Quando se tenta fundamentar acusações pérfidas como esta é que se compreende até que ponto são frágeis. A criança que diz que foi abusada não consegue descrever com minúcia científica cada centímetro quadrado do corpo do seu agressor. Não consegue indicar o nome completo, profissão e local de residência do alegado agressor. Apesar de conseguir descrever com algum rigor o local do abuso, não sabe o código postal respectivo. E quando confrontada com as contradições do seu discurso, gagueja, contradiz-se ainda mais, chora e acaba por dar o dito por não dito, como se padecesse de algum problema emocional ou não tivesse maturidade intelectual suficiente.
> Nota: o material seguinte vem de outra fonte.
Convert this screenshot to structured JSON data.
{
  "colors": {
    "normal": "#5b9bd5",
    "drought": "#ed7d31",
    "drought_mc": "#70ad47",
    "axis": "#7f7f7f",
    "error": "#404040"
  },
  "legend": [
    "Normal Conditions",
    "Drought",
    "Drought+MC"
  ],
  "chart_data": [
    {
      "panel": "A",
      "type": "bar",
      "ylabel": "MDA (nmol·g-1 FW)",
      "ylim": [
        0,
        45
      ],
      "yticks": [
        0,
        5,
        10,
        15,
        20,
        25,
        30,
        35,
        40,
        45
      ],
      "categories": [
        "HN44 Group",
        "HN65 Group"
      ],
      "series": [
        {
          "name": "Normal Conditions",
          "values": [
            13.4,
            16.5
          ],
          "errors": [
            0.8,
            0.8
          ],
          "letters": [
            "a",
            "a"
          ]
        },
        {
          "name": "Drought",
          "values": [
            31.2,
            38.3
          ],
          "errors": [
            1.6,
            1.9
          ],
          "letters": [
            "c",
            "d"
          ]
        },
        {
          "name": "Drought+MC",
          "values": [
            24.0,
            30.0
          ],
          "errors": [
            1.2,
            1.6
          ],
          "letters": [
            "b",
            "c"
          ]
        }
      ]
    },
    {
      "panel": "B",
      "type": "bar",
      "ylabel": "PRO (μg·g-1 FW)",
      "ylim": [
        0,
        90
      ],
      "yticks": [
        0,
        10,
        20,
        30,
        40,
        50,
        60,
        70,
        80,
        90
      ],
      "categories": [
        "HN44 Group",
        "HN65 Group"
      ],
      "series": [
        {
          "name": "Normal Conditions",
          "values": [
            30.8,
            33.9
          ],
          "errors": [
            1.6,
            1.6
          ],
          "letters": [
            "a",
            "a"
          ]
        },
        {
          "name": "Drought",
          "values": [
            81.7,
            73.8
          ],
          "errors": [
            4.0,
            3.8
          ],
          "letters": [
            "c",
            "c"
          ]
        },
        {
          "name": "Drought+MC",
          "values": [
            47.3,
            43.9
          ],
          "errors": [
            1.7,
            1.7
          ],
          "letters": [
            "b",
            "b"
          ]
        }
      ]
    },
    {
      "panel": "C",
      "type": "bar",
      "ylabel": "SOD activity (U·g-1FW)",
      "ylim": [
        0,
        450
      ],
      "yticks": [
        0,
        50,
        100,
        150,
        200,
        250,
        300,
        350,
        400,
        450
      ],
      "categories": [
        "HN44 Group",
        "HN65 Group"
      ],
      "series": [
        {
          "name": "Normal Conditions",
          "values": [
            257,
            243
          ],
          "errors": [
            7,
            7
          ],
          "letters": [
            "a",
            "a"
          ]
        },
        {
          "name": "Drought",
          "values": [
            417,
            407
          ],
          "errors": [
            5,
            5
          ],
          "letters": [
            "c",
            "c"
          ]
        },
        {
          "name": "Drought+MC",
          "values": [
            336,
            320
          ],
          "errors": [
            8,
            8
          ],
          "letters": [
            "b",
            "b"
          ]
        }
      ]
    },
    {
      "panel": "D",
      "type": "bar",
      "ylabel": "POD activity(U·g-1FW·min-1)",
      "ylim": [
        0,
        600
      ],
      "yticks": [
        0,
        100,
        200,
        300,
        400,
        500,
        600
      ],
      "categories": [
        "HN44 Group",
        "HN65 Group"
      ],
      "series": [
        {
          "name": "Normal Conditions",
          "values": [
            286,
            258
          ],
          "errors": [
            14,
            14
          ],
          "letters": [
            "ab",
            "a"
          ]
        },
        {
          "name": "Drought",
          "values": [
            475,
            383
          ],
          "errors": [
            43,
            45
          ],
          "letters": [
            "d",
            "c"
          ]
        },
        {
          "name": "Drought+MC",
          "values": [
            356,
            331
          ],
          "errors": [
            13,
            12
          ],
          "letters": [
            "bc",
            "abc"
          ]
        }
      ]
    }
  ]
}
Acabe-se de uma vez por todas com esta palhaçada.

Libertem-se os inocentes e façam-se os possíveis para limpar a sua imagem. Apresentem-se pedidos de desculpas. Faça-se o que tem de ser feito. Castiguem-se os mentirosos e os caluniadores com severidade, qualquer que seja a sua idade e sem ligar a circunstâncias atenuantes.

E, quando tudo isto tiver chegado ao fim, quando o apresentador e o deputado e o médico e o advogado e o embaixador e o humorista e os outros todos de que se falou e aqueles por quem poríamos as mãos no fogo mas que também estão metidos no assunto até ao pescoço, quando todos estes se reunirem numa casa de persianas corridas e longe de olhares maldosos numa terreola obscura para a grande orgia pedófila comemorativa do regresso ao status quo, então, com um adolescente imberbe nu sentado em cada perna, os homens íntegros deste país sorrirão e perceberão que o pior já passou. E então, o amor voltará a fluir livremente mais uma vez.